When combing through listings, I noticed many referred to those extra bedrooms with attached bathrooms as “nanny suites” as opposed to “in-law suites.” A few real estate agents I called about multigenerational housing in Brampton insisted these spacious houses weren’t at all aimed at South Asian families, but instead any family looking for extra square footage. The simple term “nanny suite” was meant to signal these were houses that could work for buyers of all backgrounds. It hints at the bubbling tension over multifamily living in Brampton.
Many with smaller households gripe about the extra cars that spill onto the street in front of multifamily houses. Others complain about an unfair tax burden on those who live in smaller family units, or those who have basement tenants, says John Sprovieri, a Peel Region councillor who represents Brampton.

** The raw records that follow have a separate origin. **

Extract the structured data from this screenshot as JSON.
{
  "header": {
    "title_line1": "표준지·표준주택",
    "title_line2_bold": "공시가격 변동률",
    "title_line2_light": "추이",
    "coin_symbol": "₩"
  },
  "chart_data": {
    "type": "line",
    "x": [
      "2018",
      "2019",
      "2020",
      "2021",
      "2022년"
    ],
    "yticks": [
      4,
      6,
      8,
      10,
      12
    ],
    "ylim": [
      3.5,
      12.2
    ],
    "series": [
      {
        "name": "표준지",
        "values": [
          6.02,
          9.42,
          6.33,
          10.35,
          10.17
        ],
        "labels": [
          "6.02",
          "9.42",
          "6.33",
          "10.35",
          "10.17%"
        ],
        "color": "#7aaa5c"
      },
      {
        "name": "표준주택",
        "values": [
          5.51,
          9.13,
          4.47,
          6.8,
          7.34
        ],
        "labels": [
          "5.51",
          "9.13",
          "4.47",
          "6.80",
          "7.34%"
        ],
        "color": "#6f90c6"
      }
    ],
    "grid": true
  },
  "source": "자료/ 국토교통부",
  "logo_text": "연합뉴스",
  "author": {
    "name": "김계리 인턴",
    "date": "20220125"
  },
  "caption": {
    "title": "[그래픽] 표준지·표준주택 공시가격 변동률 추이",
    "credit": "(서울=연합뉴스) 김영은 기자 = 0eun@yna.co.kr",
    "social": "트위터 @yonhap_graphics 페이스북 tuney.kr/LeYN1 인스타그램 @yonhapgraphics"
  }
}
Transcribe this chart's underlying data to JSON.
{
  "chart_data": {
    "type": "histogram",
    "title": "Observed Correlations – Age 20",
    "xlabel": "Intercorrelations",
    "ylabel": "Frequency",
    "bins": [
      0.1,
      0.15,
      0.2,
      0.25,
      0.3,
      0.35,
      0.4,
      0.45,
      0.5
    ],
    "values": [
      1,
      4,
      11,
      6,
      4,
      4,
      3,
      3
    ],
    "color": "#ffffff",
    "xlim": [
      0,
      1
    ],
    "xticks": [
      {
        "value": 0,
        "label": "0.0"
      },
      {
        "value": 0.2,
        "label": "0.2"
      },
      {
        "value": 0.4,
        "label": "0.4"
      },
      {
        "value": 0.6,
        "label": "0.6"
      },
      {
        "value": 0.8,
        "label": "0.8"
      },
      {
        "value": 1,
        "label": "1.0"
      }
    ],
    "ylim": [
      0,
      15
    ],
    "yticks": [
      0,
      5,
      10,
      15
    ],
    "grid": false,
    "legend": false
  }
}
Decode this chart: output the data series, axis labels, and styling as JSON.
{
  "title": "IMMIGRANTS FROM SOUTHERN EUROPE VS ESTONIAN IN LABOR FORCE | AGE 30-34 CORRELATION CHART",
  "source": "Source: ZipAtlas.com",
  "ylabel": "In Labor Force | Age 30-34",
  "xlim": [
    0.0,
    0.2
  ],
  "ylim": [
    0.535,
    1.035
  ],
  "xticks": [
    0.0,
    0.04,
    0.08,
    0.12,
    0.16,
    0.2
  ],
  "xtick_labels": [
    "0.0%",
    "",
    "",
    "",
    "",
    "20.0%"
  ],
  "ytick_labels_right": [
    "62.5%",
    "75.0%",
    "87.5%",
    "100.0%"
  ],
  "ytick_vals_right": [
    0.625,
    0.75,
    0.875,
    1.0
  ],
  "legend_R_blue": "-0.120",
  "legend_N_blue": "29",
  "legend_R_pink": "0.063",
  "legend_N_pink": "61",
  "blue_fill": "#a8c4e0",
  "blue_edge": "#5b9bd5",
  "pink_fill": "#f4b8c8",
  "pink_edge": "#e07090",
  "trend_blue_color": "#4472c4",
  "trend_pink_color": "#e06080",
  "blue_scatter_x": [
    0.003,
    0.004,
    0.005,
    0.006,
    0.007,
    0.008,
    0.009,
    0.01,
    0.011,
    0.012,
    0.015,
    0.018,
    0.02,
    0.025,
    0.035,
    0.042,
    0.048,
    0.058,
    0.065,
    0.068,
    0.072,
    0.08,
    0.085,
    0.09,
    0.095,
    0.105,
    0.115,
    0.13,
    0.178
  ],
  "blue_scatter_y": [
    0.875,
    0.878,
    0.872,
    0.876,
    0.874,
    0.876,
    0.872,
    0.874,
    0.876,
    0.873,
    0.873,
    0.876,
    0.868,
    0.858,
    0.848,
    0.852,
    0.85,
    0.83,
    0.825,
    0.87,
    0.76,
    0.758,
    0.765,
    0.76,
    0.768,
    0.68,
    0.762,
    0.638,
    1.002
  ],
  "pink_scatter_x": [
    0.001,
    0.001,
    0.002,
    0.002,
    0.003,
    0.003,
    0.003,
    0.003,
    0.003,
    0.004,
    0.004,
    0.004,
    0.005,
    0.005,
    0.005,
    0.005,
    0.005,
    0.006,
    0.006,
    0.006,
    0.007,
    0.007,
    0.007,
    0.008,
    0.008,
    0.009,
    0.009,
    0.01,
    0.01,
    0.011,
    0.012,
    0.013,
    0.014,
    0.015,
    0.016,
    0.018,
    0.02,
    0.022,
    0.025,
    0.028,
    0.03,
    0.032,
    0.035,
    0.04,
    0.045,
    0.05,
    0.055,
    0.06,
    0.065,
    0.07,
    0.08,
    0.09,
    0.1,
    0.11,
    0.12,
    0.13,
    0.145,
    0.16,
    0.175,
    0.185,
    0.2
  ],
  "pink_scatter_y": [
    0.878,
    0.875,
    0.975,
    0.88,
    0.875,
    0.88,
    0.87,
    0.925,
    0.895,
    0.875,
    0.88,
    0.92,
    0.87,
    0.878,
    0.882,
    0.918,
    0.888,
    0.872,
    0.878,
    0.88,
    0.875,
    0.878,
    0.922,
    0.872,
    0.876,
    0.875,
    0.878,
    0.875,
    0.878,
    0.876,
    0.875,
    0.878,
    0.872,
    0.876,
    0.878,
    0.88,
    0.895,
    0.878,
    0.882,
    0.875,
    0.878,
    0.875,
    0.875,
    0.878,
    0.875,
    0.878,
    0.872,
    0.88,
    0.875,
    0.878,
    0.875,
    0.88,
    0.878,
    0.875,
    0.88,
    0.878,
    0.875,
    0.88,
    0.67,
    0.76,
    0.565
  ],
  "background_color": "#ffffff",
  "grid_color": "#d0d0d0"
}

“There’s a lot of people who are saying, ‘My taxes are that much because some people are getting a free ride,’” he says. Other constituents have complained to him about the strain multifamily living is placing on the school system, where portables are multiplying to accommodate higher enrolments.
Often, this style of living is prompted by finances. While the most typical multifamily household, Mr. Ghuman tells me, is a single-family unit plus one set of in-laws, he also sees other combinations.
Three or four incomes might be needed to cover mortgage payments, especially since newcomers often work “survival jobs” upon arrival and affordable housing stock is low in Brampton. But even after they’ve established themselves and have the financial means to live on their own, some prefer a multifamily dwelling.
The current occupants of this house are moving to the more upscale Castlemore area in north Brampton to a house double the size of their current digs – a 5,000-square-foot mansion. The basement occupants are moving out of province, so all that space will be divided among eight people.
“They’re living back home like that. They like to stay together,” Mr. Ghuman says.